The smile on Pyrgus’s face disappeared as if he’d thrown a switch. ‘It’s an illness, Henry,’ he said softly. ‘That’s why we’re here.’
Four
Chalkhill was dressed in a shocking-pink silk knicker-bocker suit with fashionably clashing electric-blue suede knee boots and a sweet little lime-green slithskin apron. Brimstone stared at him in distaste. ‘Were you followed?’ he asked.
‘No, of course not,’ Chalkhill said. ‘I took precautions.’ He smiled broadly. The spell coatings on his teeth flashed and sparked and played a cheery tune. ‘Isn’t this fun? The old team back together again. Really, Silas, I’m so excited I could dance.’

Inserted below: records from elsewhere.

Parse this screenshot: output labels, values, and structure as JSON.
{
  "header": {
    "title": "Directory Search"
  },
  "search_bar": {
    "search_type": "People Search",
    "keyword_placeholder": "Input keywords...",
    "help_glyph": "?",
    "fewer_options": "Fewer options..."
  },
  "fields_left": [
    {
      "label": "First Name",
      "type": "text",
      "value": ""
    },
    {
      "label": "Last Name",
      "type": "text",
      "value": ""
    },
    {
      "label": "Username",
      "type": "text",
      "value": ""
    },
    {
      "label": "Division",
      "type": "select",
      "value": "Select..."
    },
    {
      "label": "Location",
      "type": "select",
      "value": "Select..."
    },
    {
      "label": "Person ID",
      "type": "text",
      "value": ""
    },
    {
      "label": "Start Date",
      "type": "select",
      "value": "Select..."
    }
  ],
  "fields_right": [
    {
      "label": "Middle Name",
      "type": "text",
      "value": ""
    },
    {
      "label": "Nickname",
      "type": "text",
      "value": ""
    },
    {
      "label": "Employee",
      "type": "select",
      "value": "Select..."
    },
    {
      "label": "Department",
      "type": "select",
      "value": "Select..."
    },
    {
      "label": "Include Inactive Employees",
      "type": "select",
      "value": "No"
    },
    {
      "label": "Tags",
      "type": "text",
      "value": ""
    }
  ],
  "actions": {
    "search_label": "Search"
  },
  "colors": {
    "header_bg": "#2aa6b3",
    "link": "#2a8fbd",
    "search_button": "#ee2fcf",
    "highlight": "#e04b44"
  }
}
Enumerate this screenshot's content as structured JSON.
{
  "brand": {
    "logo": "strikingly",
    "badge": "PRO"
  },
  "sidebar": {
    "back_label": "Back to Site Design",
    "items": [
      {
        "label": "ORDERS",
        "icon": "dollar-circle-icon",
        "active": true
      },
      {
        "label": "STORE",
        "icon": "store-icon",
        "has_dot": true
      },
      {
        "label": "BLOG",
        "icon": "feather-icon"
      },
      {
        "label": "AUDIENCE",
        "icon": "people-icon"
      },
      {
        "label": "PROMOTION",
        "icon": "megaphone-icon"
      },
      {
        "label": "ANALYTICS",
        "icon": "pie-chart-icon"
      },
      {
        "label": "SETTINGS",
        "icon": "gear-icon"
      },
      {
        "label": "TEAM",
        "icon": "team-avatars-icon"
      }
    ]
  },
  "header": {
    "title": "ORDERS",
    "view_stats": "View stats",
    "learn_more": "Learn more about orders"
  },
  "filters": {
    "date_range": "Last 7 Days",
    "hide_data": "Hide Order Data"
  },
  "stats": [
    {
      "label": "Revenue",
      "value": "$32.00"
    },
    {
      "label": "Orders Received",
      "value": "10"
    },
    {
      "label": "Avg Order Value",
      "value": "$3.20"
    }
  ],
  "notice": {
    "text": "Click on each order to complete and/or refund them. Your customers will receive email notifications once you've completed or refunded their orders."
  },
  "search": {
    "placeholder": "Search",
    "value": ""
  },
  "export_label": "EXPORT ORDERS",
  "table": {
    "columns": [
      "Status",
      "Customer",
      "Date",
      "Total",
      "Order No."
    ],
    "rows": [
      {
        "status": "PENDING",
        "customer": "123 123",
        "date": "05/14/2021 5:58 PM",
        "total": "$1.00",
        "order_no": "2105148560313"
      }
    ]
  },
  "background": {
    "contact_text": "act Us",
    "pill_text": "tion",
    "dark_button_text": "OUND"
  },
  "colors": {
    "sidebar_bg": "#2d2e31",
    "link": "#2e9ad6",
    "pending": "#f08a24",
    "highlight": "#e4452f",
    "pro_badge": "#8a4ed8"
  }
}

‘Have you brought the money?’ Brimstone asked drily.
‘In my knickers,’ Chalkhill said. He caught Brimstone’s blank look and added, ‘In case somebody tried to steal it.’
They were waiting together on the doorstep of a lonely, tree-shrouded mansion set in the outer reaches of the Cretch. There was a legend that it had once belonged to the Master Vampire Krantas, and whether or not this was really true, it certainly looked the part. Gothic towers and spires reached for the sky like spindly fingers. From somewhere deep inside, a bell was tolling hollowly.
‘I thought you’d given up that nonsense,’ Brimstone muttered.
‘What nonsense?’
‘The camp act,’ Brimstone said. ‘It may have served some purpose when you were spying for Lord Hairstreak, but everybody knows it’s just a performance now.’
Chalkhill sighed. ‘Perhaps, but the performance has become a part of me.’ He glanced philosophically into the middle distance. ‘It may be that life itself is a great actor seeking parts to play. It may be -’
‘Just don’t try it on with the Brotherhood,’ Brimstone told him.